Given this background, is it really a coincidence then that Scotland’s nationalists are now screaming for a second independence referendum.
On Tuesday, Scottish first minister Nicola Sturgeon detailed plans to hold a second independence referendum on 19 October 2023. Sturgeon said she is “ready and willing” to negotiate the terms of a Section 30 order with him, which would give the Scottish parliament in Holyrood the power to hold another vote on separating from the UK. The 2014 referendum, which saw voters opt to stay in the UK by 55 to 45 per cent, took place after then prime minister David Cameron agreed to it — a so-called “Section 30” order.
But since Cameron’s successors — Theresa May and Johnson — have flatly rejected any suggestion that there should be another vote.
But Sturgeon and her Scottish Nationalist Party colleagues along with those in the Green party — won’t be deterred. “What I am not willing to do, what I will never do, is allow Scottish democracy to be a prisoner of Boris Johnson or any prime minister,” Sturgeon said. “My determination is to secure a process that allows the people of Scotland, whether yes, no or yet to be decided, to express their views in a legal, constitutional referendum so the majority view can be established fairly and democratically.”
The question to be asked is the same as in the 2014 vote: “Should Scotland be an independent country?”

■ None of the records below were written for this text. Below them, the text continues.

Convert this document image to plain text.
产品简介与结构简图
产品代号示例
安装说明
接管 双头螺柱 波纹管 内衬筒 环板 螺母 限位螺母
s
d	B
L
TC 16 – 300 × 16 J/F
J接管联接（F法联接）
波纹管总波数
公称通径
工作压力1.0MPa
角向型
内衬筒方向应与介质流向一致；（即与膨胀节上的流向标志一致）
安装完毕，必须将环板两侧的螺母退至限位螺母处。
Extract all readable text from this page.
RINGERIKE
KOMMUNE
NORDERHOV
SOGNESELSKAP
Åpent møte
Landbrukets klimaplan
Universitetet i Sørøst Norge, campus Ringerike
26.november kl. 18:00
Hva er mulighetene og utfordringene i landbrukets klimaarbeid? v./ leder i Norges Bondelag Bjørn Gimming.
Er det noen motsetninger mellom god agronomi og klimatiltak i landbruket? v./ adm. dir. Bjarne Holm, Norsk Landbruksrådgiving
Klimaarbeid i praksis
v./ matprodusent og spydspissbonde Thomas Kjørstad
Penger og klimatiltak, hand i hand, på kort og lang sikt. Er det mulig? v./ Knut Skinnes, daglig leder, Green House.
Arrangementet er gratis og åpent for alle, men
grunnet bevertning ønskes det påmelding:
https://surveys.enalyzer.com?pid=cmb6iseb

And no sooner had Sturgeon unveiled her plans in Edinburgh than Plaid Cymru, the nationalist party in Wales determined to claim independence for the nation of 4.3 million, echoed calls for an independence vote there too. The Plaid Cymru leader, Adam Price, called for the power for Wales to hold a referendum on the right of its people to be able to decide on their own constitutional future.
The Welsh calls were made following Westminster marking its intention to repeal the Trade Union Act 2017 passed by the Welsh Senedd in Cardiff, which Price says shows their “contempt not just for workers, not just for Wales, but for our democracy.”

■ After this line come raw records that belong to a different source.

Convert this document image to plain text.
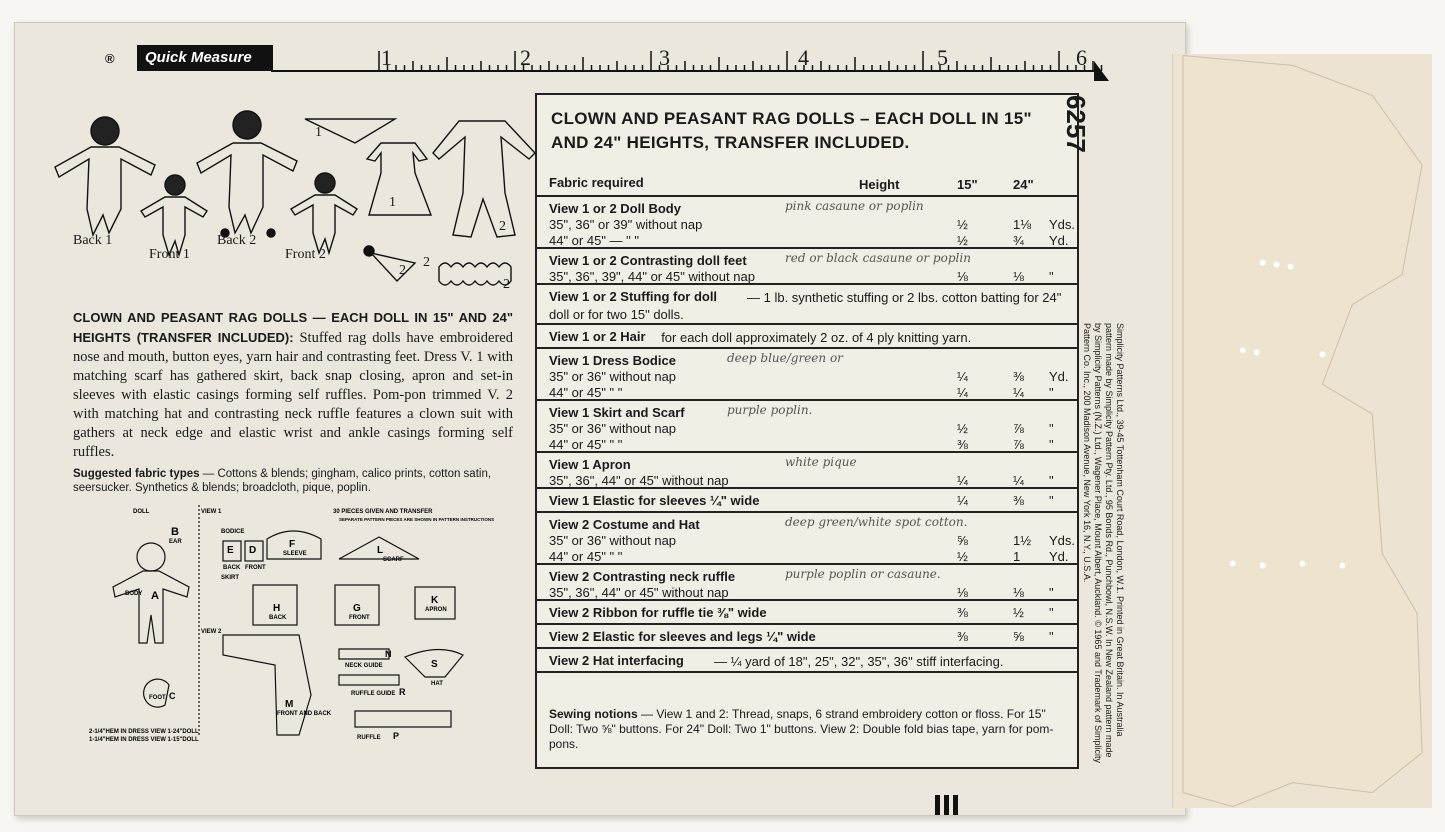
®	Quick Measure	1	2	3	4	5	6
Back 1
Front 1
Back 2
Front 2
1
1
2
2
2
2
CLOWN AND PEASANT RAG DOLLS — EACH DOLL IN 15" AND 24" HEIGHTS (TRANSFER INCLUDED): Stuffed rag dolls have embroidered nose and mouth, button eyes, yarn hair and contrasting feet. Dress V. 1 with matching scarf has gathered skirt, back snap closing, apron and set-in sleeves with elastic casings forming self ruffles. Pom-pon trimmed V. 2 with matching hat and contrasting neck ruffle features a clown suit with gathers at neck edge and elastic wrist and ankle casings forming self ruffles.
Suggested fabric types — Cottons & blends; gingham, calico prints, cotton satin, seersucker. Synthetics & blends; broadcloth, pique, poplin.
DOLL	VIEW 1
BODICE
SKIRT
VIEW 2
30 PIECES GIVEN AND TRANSFER
SEPARATE PATTERN PIECES ARE SHOWN IN PATTERN INSTRUCTIONS
B
EAR
BODY A
FOOT C
E D
BACK FRONT
F
SLEEVE	L
SCARF
H
BACK
G
FRONT
K
APRON
N
NECK GUIDE	S
HAT
RUFFLE GUIDE R
M
FRONT AND BACK
RUFFLE P
2-1/4"HEM IN DRESS VIEW 1-24"DOLL
1-1/4"HEM IN DRESS VIEW 1-15"DOLL
CLOWN AND PEASANT RAG DOLLS – EACH DOLL IN 15" AND 24" HEIGHTS, TRANSFER INCLUDED.
Fabric required	Height	15"	24"
View 1 or 2 Doll Body	pink casaune or poplin
35", 36" or 39" without nap	½	1⅛ Yds.
44" or 45" — " "	½	¾ Yd.
View 1 or 2 Contrasting doll feet	red or black casaune or poplin
35", 36", 39", 44" or 45" without nap	⅛	⅛ "
View 1 or 2 Stuffing for doll	— 1 lb. synthetic stuffing or 2 lbs. cotton batting for 24" doll or for two 15" dolls.
View 1 or 2 Hair	for each doll approximately 2 oz. of 4 ply knitting yarn.
View 1 Dress Bodice	deep blue/green or
35" or 36" without nap	¼	⅜ Yd.
44" or 45" " "	¼	¼ "
View 1 Skirt and Scarf	purple poplin.
35" or 36" without nap	½	⅞ "
44" or 45" " "	⅜	⅞ "
View 1 Apron	white pique
35", 36", 44" or 45" without nap	¼	¼ "
View 1 Elastic for sleeves ¼" wide	¼	⅜ "
View 2 Costume and Hat	deep green/white spot cotton.
35" or 36" without nap	⅝	1½ Yds.
44" or 45" " "	½	1 Yd.
View 2 Contrasting neck ruffle	purple poplin or casaune.
35", 36", 44" or 45" without nap	⅛	⅛ "
View 2 Ribbon for ruffle tie ⅜" wide	⅜	½ "
View 2 Elastic for sleeves and legs ¼" wide	⅜	⅝ "
View 2 Hat interfacing	— ¼ yard of 18", 25", 32", 35", 36" stiff interfacing.
Sewing notions — View 1 and 2: Thread, snaps, 6 strand embroidery cotton or floss. For 15" Doll: Two ⅝" buttons. For 24" Doll: Two 1" buttons. View 2: Double fold bias tape, yarn for pom-pons.
6257
Simplicity Patterns Ltd., 39-45 Tottenham Court Road, London, W.1. Printed in Great Britain. In Australia pattern made by Simplicity Pattern Pty. Ltd., 95 Bonds Rd., Punchbowl, N.S.W. In New Zealand pattern made by Simplicity Patterns (N.Z.) Ltd., Wagener Place, Mount Albert, Auckland. © 1965 and Trademark of Simplicity Pattern Co. Inc., 200 Madison Avenue, New York 16, N.Y., U.S.A.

In the Cardiff Senedd, Price pointed out that “Westminster wants it to be a relationship where they are in control and our Senedd is subservient; Where their Parliament is supreme and ours is subordinate” and called for “legally secure routes” for Wales to be able to decide the future of its own democracy.
Wales referendum
But the conundrum facing Sturgeon — while the Welsh nationalists are eager to follow Edinburgh’s example, Plaid Cymru remains in a minority in the Cardiff legislature — is to ensure that the next referendum will be legitimate. She and her colleagues are eager to avoid a “Catalan” scenario, where two separate plebiscites organised in the northeast Spanish province have been declared illegal by Madrid and its Constitutional Court before they were ever held.
Outlining her bid to have an “indisputably legal referendum” she says the vote would be held “to ascertain the views of the people of Scotland as to whether or not Scotland should be an independent country.”

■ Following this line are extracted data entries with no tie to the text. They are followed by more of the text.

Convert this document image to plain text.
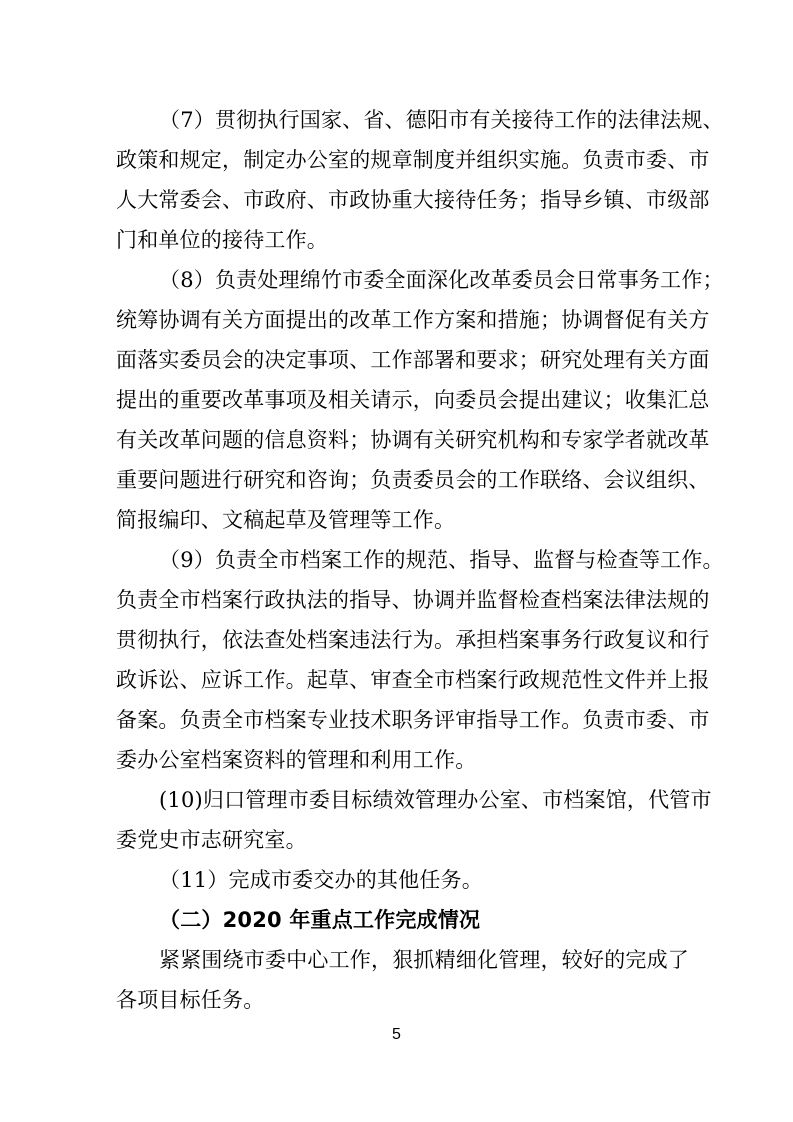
（7）贯彻执行国家、省、德阳市有关接待工作的法律法规、
政策和规定，制定办公室的规章制度并组织实施。负责市委、市
人大常委会、市政府、市政协重大接待任务；指导乡镇、市级部
门和单位的接待工作。
（8）负责处理绵竹市委全面深化改革委员会日常事务工作；
统筹协调有关方面提出的改革工作方案和措施；协调督促有关方
面落实委员会的决定事项、工作部署和要求；研究处理有关方面
提出的重要改革事项及相关请示，向委员会提出建议；收集汇总
有关改革问题的信息资料；协调有关研究机构和专家学者就改革
重要问题进行研究和咨询；负责委员会的工作联络、会议组织、
简报编印、文稿起草及管理等工作。
（9）负责全市档案工作的规范、指导、监督与检查等工作。
负责全市档案行政执法的指导、协调并监督检查档案法律法规的
贯彻执行，依法查处档案违法行为。承担档案事务行政复议和行
政诉讼、应诉工作。起草、审查全市档案行政规范性文件并上报
备案。负责全市档案专业技术职务评审指导工作。负责市委、市
委办公室档案资料的管理和利用工作。
(10)归口管理市委目标绩效管理办公室、市档案馆，代管市
委党史市志研究室。
（11）完成市委交办的其他任务。
（二）2020 年重点工作完成情况
紧紧围绕市委中心工作，狠抓精细化管理，较好的完成了
各项目标任务。
5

To achieve “legal clarity” over the Scottish government’s plans, Sturgeon said that Lord Advocate Dorothy Bain, the Scottish Government’s most senior law officer, had agreed to refer the matter to the UK Supreme Court. She said the vote would be a consultative referendum as the vote on Brexit was in 2016. As a result, she explained, a majority vote would not by itself make Scotland independent, adding: “For Scotland to become independent following a yes vote, legislation would have to be passed by the UK and Scottish Parliaments.” She says that because her party won the 2021 elections to the Scottish parliament, she has a mandate to pursue a second referendum.
Yes, there’s a distinct lack of unity in the “United” Kingdom right now. The question is, would that dissipate if Johnson were no longer calling the shots?